Ranchers who frequently rotate cattle between fields — resembling how bison once moved across Canada's prairie — build drought resistance into Western Canada's grasslands, according to a series of University of Alberta studies designed to find ways to improve the net carbon balance of grazed grasslands and nurture more resilient landscapes.
"The way we manage those grasslands has far-reaching implications for biodiversity, climate and food safety," said Timm Döbert, post-doctoral fellow in the Faculty of Science and lead of a recent study published in the journal Geoderma.
For the five-year project, the team looked at adaptive multi-paddock (AMP) grazing, a type of rotational grazing characterized by high animal unit densities, small paddocks and short periods of grazing followed by a long rest period.
"The conceptual idea of this type of grazing is to graze a relatively small area for a short period of time and at a high animal density, followed by an extended period of rest for vegetation to fully recover," said Döbert. "It's meant to reflect the more natural grazing patterns under which these grasslands have evolved, including the herding impact of bison in a North American context, but generally speaking, the herding effect of wild animals."
Up to 34 AMP ranches were paired against "neighbouring ranches," which at the far end of the spectrum are essentially an open field where cattle roam freely, but also include those ranches that rotate their herds less often. They also have, on average, a 30 times lower rest-to-grazing ratio and a 23 times lower mean livestock density per paddock than AMP ranches.
The researchers found that AMP ranches have 30 per cent higher water infiltration than neighbouring ranches.
"The western grasslands are an ecosystem that is water limited, so if we can identify on-field management changes, which are fairly easy to implement, and then have such a strong benefit for water infiltration, this will provide ranchers with potential strategies to better adapt to a changing climate," said Döbert.
In contrast to extended rest, direct animal impacts, including cattle stocking rate, showed minimal or even negative impacts on infiltration, supporting the common notion that grazing at moderate or low stocking rates is favourable for grassland health.
Finding a sustainable balance
Regardless of the grazing approach, higher animal numbers generally resulted in an increase in CO2 emissions, as shown by another study in which Döbert was a co-author, published in the journal Science of the Total Environment. However, methane uptake in the soil was 1.5 times greater on AMP-grazed ranches than on their neighbouring counterparts.
"It appears that lower animal numbers not only decrease greenhouse gas emissions but benefit water dynamics in Western Canada's grasslands," said Döbert.
"If you have more animals than the land can sustain, you start to get into land degradation issues — and way too much can even lead to desertification scenarios."
Döbert explained grasslands naturally cover more than 30 per cent of the land on Earth's surface and are critical for providing ecosystem goods and services, safeguarding wildlife and mitigating the impacts of a changing climate.
However, large tracts of Western Canada's grasslands have been lost to agricultural conversion over the past two centuries and what remains is mainly used for livestock grazing.
"We lose an enormous amount of soil carbon in the conversion process," said Döbert. "You can point the lever in the right direction, but it's really protecting the grasslands in the first place that is so critical for avoiding additional CO2 emissions."
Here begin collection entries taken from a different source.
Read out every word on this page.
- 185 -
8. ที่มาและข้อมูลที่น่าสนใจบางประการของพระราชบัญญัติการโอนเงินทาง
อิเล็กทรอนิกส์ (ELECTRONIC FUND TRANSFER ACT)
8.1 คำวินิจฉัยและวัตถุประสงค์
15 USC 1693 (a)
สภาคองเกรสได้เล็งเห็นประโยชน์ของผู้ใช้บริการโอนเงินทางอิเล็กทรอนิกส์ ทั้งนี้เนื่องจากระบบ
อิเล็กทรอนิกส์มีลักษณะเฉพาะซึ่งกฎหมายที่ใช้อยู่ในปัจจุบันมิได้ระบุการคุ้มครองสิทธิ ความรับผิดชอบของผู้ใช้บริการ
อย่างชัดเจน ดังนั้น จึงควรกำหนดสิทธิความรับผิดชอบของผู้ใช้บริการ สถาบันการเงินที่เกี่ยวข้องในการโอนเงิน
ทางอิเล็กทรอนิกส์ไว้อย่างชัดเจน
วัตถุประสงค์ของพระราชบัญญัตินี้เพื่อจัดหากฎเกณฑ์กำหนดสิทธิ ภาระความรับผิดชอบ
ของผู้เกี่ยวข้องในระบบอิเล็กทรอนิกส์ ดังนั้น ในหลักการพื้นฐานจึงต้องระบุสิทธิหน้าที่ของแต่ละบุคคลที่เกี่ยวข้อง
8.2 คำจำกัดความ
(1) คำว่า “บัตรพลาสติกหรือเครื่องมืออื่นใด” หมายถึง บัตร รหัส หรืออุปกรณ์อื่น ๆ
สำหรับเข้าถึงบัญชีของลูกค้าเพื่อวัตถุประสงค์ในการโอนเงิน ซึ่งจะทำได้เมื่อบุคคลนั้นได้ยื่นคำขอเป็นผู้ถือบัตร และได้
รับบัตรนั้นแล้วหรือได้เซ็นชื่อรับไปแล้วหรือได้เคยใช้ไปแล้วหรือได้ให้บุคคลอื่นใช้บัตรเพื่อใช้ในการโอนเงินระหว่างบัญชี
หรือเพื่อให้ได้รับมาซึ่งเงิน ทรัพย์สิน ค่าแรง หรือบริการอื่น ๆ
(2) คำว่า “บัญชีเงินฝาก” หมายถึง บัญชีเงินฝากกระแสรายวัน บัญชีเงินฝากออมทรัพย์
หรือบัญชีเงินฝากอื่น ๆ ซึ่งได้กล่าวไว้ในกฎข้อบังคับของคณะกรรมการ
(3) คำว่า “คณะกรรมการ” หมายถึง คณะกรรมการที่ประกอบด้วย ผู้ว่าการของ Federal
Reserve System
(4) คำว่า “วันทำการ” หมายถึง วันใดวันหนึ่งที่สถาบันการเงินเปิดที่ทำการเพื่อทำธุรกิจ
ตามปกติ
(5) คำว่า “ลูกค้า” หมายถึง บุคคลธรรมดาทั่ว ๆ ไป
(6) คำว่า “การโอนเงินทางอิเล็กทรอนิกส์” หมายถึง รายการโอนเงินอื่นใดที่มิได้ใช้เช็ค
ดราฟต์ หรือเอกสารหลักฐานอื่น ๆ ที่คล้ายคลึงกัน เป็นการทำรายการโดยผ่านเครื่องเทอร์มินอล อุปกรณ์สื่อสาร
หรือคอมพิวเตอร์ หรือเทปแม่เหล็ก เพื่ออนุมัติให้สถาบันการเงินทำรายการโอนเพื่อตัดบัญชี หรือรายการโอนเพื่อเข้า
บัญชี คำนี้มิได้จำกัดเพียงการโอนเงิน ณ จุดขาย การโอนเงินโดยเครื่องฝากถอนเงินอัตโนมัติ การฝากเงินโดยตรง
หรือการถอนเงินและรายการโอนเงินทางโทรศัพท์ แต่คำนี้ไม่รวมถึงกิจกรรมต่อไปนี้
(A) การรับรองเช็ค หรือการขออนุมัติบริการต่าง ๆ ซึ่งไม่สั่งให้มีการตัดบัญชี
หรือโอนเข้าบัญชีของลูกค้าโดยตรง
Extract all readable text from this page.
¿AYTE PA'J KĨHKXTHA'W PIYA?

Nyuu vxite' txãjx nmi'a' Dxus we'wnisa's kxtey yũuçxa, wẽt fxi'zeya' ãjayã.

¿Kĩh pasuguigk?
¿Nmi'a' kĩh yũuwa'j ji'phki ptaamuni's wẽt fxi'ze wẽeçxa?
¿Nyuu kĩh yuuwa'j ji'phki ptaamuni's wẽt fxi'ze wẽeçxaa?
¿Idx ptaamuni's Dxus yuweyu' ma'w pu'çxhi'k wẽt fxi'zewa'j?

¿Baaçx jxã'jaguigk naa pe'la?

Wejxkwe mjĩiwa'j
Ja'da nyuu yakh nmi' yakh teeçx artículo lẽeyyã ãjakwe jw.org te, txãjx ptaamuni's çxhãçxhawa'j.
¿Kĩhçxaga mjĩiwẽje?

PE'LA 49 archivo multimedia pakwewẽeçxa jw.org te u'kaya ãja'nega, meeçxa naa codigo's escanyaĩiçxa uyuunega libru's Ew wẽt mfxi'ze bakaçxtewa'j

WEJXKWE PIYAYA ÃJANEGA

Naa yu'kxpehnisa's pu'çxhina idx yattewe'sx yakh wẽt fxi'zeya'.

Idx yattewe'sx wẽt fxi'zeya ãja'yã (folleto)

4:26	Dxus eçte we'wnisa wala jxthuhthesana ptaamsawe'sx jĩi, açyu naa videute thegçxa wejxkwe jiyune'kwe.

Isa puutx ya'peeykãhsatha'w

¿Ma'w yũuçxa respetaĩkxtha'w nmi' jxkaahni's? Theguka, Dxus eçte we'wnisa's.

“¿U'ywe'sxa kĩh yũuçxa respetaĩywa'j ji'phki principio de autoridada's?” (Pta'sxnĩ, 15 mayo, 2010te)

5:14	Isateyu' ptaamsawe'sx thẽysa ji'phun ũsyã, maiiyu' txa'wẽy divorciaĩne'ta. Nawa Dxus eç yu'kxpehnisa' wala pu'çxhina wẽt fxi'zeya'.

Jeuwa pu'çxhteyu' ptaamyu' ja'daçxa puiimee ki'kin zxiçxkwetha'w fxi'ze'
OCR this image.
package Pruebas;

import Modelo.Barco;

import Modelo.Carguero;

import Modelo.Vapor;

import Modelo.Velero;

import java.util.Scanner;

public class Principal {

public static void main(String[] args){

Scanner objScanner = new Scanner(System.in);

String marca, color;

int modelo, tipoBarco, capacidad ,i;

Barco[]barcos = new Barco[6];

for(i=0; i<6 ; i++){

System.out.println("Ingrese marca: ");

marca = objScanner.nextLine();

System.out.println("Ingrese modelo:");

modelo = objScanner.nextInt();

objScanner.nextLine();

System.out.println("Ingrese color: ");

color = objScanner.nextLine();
Short of that, he noted the backdrop for this project was to establish the science that can be used for developing carbon offset protocols.
"Yes, at lower animal numbers ranchers might get less money through their livestock directly, but they might receive financial support for their stewardship of the land as an additional channel for income."
Additional results on soil organic carbon, plant community function and diversity, the soil microbiome and socio-economic aspects of AMP grazing will be published over the coming year.
The project was initiated under the federal Agricultural Greenhouse Gases Program of Agriculture and Agri-Food Canada.
The work was spearheaded by ecologist Mark Boyce in the Department of Biological Sciences, in close collaboration with an interdisciplinary team of scientists including Edward Bork, Scott Chang, Scott Jeffrey and Cam Carlyle in the Faculty of Agricultural, Life & Environmental Sciences.
The studies were published in Geoderma, Science of the Total Environment and Agronomy.